The negative case focused on framing and reliability. The comparison against Claude Opus 4.5 drew complaints because Opus 4.6 was already available. Users also reported frequent tool-calling errors and real-world throughput of 15-30 tokens per second on the free tier, far below the official 158 tokens per second throughput figure.

The closed-source shift produced the bluntest criticism. One reaction in the Korean source framed the smaller free models as advertising rather than generosity. That criticism cuts at Qwen's previous trust base: if the open ecosystem was a path to developer adoption, teams now have to ask which future models will remain open and which will move behind Alibaba's commercial interfaces.

Agentic coding becomes a multi-dimensional competition

Qwen3.6-Plus points to four changes in the coding-agent market.

First, agentic coding is becoming a default model requirement. Alibaba is not offering tool use as an afterthought. The model is packaged around long context, persistent reasoning, function calling, and multimodal task execution. Claude Code, Cursor, and Copilot are moving in the same direction, and a free Qwen preview makes the race more aggressive.

Second, the post-preview price will decide much of the market impact.

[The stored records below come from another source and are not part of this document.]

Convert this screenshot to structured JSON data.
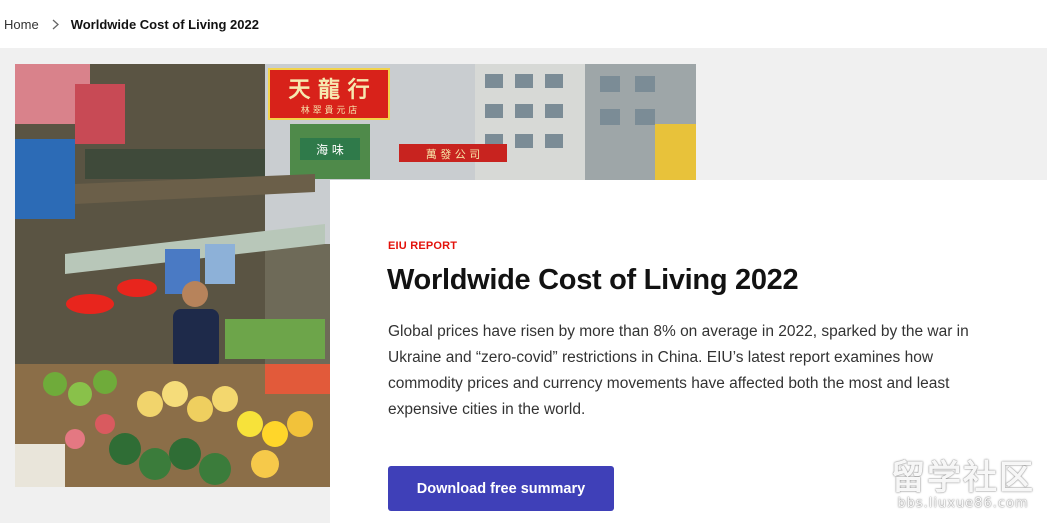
{
  "breadcrumb": {
    "home": "Home",
    "current": "Worldwide Cost of Living 2022"
  },
  "hero": {
    "image_alt": "Street market with fruit and vegetable stalls and shop signs",
    "signs": {
      "top_sign": "天 龍 行",
      "top_sign_small": "林 翠 貴 元 店",
      "side_sign": "萬 發 公 司",
      "green_sign": "海 味"
    }
  },
  "card": {
    "eyebrow": "EIU REPORT",
    "title": "Worldwide Cost of Living 2022",
    "description": "Global prices have risen by more than 8% on average in 2022, sparked by the war in Ukraine and “zero-covid” restrictions in China. EIU’s latest report examines how commodity prices and currency movements have affected both the most and least expensive cities in the world.",
    "cta_label": "Download free summary"
  },
  "watermark": {
    "main": "留学社区",
    "sub": "bbs.liuxue86.com"
  },
  "colors": {
    "accent_red": "#e3120b",
    "button_blue": "#3f40b8",
    "text_dark": "#121212",
    "page_bg": "#f0f0f0"
  }
}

Free access can move developers into the ecosystem, but the long-term effect depends on the production pricing Alibaba chooses after the preview. A free-to-paid conversion is normal cloud strategy; the question is whether the final price still makes Qwen3.6-Plus attractive as a high-volume coding-agent model.

Third, open-source Qwen now carries uncertainty. A leadership departure plus three consecutive closed releases is a clear signal that flagship openness is no longer automatic. Projects and companies depending on open Qwen releases do not need to abandon them immediately, but they should plan for a world where the strongest future Qwen models arrive as APIs first.

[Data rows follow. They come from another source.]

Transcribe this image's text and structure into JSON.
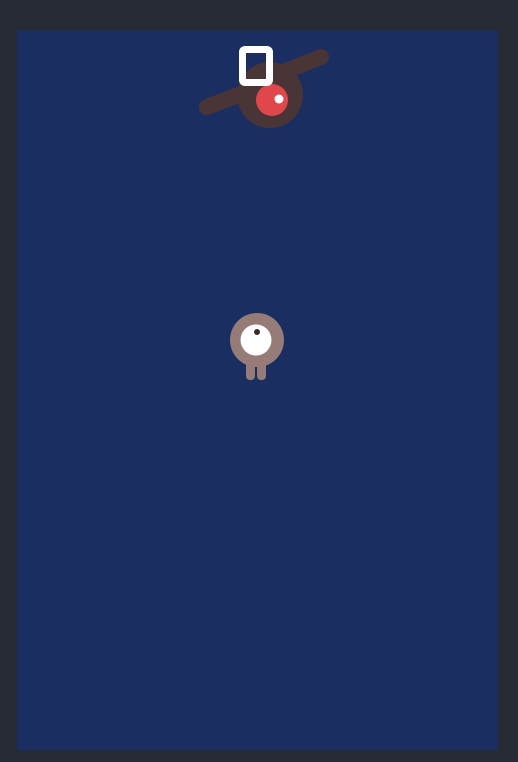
{
  "game": {
    "score": "0",
    "colors": {
      "frame": "#262a33",
      "field": "#1b2e61",
      "enemy_body": "#4a3536",
      "enemy_eye": "#e0474c",
      "player_body": "#957c79",
      "player_eye": "#ffffff",
      "pupil": "#3a2a2a",
      "score": "#ffffff"
    },
    "icons": {
      "enemy": "winged-red-eye-enemy-icon",
      "player": "one-eyed-creature-player-icon"
    }
  }
}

Fourth, security and hallucination are becoming central agentic-coding metrics. The 43.3% security score and 26.5% hallucination rate in the Korean source are not small footnotes. When a model can autonomously edit and execute code, a security miss or confident false diagnosis becomes operational risk. Production adoption will depend on model quality, but also on sandboxing, code review, policy enforcement, and evaluation loops.

The coding-agent market is no longer a single leaderboard. Price, security, ecosystem openness, API compatibility, latency, and real-world reliability all matter. Qwen3.6-Plus captures that complexity in one release: a Terminal-Bench win, a closed-source controversy, a free API preview, and security numbers that demand caution.

For builders, the practical reading is narrow. Qwen3.6-Plus is worth testing as a cost-efficient agent or sub-agent, especially where OpenAI or Anthropic API compatibility already exists. It is not a model to trust blindly with production code. Its launch shows that agentic coding is now a platform competition, and Qwen's platform is moving closer to Alibaba's commercial cloud strategy.